Where is the insight?

Just prior to the holidays the folks at the Harvard Business Review released the results of a survey that asked 2,100 companies about their use of social media. This finding is especially telling:

Nearly two-thirds of the 2,100 companies who participated said they are either currently using social media channels or have social media plans in the works. But many still say social media is an experiment, as they try to understand how to best use the different channels, gauge their effectiveness, and integrate social media into their strategy.

Despite the vast potential social media brings, many companies seem focused on social media activity primarily as a one-way promotional channel,  and have yet to capitalize on the ability to not only listen to, but analyze, consumer conversations and turn the information into insights that impact the bottom line.

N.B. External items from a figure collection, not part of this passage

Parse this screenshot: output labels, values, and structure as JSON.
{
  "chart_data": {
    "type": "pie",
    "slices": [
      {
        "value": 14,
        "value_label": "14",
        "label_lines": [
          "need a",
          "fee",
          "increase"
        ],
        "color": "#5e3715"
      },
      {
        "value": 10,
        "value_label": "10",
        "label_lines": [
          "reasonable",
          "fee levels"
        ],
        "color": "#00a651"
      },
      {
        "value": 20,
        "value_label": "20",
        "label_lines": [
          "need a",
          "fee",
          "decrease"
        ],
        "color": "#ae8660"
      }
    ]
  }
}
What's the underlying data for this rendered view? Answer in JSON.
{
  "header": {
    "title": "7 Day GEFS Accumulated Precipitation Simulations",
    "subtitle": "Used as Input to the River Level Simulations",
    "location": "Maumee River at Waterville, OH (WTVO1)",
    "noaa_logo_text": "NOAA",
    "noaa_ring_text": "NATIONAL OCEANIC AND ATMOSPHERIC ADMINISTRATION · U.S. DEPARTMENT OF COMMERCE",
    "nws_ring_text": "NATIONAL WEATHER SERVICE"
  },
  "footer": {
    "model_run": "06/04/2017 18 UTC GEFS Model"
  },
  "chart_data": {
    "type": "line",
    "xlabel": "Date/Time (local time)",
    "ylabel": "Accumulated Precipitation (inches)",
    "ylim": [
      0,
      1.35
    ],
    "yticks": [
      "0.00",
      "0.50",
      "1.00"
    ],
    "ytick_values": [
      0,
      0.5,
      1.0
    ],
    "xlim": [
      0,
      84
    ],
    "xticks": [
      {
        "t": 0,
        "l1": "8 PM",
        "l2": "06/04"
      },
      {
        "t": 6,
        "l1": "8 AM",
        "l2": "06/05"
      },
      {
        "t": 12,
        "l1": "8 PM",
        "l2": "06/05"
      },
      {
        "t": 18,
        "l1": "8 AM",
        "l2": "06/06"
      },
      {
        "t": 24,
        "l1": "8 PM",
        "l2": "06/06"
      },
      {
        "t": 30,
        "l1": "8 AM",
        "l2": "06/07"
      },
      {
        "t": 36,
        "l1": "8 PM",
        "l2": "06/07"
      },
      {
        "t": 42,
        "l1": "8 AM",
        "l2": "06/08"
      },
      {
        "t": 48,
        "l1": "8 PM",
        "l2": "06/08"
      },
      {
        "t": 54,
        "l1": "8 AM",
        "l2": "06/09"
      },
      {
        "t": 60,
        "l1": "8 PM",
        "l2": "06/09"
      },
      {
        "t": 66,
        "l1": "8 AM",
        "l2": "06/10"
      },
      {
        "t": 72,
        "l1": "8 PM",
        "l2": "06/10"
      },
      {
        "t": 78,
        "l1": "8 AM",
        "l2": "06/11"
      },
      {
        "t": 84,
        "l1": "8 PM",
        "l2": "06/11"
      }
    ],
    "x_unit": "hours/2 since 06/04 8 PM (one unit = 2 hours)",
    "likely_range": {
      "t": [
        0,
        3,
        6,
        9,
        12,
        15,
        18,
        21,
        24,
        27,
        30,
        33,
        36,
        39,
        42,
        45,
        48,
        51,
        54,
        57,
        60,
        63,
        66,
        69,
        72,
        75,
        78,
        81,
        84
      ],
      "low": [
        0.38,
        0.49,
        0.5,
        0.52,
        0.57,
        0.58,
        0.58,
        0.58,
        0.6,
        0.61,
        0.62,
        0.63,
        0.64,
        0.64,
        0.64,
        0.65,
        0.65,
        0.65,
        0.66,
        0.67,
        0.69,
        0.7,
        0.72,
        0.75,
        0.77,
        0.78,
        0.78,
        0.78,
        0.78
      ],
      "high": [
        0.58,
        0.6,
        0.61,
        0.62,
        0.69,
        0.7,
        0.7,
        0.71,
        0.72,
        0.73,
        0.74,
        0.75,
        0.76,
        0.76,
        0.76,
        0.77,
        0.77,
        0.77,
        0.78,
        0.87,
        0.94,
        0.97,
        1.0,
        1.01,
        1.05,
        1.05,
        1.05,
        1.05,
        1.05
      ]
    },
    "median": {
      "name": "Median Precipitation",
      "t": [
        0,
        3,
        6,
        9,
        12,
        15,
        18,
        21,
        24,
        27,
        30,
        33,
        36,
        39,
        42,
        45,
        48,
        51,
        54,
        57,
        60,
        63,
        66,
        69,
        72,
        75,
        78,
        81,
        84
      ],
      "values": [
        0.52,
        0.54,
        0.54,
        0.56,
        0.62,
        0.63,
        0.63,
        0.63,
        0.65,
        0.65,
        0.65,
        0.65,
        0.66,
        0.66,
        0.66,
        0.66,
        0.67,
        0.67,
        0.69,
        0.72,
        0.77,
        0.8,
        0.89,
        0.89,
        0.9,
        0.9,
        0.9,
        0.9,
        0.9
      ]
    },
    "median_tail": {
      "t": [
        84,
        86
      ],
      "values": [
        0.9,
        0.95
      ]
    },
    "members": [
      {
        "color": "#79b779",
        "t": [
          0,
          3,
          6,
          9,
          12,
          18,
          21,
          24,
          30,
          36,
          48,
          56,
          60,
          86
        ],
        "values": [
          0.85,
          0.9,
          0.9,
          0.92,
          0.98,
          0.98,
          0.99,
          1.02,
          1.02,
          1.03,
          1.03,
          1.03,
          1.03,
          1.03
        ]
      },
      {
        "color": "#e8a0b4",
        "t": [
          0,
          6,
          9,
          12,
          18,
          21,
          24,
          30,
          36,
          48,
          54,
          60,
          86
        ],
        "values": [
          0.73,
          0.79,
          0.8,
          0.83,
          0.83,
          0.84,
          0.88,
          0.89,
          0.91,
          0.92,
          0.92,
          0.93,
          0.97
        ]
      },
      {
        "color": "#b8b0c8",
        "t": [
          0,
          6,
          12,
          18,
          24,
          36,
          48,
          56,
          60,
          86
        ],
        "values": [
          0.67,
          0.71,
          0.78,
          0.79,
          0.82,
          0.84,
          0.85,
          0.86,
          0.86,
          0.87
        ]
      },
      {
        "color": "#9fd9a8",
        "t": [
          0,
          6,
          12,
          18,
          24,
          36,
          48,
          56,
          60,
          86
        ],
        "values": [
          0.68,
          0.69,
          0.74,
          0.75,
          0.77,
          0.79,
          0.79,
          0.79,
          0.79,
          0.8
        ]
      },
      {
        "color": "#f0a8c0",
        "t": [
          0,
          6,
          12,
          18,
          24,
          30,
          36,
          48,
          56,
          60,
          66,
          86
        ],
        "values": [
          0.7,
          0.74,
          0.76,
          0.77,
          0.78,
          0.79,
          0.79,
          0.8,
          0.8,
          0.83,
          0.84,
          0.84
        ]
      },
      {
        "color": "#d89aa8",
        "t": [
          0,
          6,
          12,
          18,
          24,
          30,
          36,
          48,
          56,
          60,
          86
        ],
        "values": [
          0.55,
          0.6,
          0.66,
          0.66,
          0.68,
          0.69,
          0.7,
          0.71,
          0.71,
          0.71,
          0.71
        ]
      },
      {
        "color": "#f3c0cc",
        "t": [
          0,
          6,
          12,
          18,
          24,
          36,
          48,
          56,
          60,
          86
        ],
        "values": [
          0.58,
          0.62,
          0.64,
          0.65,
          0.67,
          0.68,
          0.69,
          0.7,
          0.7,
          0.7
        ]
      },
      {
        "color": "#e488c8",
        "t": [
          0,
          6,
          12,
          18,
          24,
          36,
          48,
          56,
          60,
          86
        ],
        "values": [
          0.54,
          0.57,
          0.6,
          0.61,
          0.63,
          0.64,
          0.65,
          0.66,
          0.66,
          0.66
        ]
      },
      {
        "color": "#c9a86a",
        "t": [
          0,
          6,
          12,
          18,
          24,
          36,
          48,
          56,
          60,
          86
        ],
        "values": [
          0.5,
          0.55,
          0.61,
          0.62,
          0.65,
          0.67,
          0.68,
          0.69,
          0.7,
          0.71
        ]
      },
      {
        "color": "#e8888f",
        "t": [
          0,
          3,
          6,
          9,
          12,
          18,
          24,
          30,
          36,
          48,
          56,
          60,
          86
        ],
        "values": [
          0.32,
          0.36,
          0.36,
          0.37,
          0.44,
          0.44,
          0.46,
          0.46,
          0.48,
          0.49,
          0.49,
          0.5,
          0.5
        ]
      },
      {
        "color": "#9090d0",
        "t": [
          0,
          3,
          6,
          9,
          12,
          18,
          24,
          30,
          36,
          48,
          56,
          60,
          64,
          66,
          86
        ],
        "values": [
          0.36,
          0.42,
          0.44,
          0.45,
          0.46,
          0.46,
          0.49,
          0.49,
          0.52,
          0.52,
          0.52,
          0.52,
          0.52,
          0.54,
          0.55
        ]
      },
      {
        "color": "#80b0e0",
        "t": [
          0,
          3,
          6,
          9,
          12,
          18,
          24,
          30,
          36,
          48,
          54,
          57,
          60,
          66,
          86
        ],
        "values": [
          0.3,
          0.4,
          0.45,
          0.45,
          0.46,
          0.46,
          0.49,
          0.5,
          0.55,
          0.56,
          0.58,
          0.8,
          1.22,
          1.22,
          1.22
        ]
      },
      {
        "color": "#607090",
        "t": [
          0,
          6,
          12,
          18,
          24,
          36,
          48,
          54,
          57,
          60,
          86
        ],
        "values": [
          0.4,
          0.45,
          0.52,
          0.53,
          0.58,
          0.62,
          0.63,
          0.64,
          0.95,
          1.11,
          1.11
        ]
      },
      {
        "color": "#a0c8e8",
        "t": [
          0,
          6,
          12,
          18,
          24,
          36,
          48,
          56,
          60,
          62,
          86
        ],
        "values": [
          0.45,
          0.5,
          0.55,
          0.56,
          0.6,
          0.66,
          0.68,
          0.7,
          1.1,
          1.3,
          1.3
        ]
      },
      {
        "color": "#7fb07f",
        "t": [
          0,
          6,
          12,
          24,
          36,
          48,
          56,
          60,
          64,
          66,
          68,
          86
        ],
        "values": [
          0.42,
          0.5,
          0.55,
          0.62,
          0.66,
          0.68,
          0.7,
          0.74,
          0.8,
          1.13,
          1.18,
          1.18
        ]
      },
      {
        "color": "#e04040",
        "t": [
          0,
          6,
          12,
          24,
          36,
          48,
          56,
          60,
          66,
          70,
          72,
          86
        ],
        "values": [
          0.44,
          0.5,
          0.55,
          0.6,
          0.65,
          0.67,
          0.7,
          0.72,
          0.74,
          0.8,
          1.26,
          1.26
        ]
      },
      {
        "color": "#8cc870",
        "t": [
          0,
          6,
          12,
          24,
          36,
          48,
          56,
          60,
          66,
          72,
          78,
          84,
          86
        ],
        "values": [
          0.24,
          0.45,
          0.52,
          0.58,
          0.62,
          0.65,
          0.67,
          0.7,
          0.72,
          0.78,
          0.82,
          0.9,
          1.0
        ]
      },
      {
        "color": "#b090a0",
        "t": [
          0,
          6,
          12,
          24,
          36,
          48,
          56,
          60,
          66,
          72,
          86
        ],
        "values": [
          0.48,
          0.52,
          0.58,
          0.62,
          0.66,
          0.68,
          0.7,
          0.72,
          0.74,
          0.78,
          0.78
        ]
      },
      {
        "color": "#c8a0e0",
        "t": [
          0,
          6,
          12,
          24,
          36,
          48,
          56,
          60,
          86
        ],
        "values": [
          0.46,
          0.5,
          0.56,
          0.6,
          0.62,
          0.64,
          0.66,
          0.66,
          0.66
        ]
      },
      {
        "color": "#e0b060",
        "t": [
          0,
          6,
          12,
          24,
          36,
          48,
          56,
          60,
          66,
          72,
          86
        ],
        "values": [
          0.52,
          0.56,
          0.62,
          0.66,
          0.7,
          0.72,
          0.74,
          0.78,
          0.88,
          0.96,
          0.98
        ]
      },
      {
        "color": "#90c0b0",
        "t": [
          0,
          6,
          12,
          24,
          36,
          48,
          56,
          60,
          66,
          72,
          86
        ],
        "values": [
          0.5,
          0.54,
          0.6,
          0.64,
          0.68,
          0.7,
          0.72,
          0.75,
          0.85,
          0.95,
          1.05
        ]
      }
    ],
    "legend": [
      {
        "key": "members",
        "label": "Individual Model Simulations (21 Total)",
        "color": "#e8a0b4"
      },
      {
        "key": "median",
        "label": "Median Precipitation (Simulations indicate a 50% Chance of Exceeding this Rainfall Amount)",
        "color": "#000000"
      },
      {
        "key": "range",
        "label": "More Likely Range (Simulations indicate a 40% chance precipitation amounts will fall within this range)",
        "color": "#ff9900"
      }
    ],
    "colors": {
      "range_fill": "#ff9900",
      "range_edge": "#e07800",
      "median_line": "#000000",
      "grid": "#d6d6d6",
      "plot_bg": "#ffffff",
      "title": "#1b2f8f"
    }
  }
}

The methodology of this particular study is underwhelming but the results are largely consistent with other things I see and hear, some of which I blogged about back in August. 

Were a modern day Rip Van Winkle to awake after 20 years with an interest in MR and the only sources available to him were conference proceedings and Twitter he probably would quickly conclude that MR=Social Media Analysis.  But outside of that echo chamber it's a different world. Despite all of the hand waving about social media, the NewMR, Web 2.0, etc. clients, for the most part, remain unconvinced. The latest estimates from Inside Research suggest that in terms of dollars spent social media research is barely above the noise level in an $8 billion US industry. For the moment, at least, it seems that we are losing the argument where it counts most.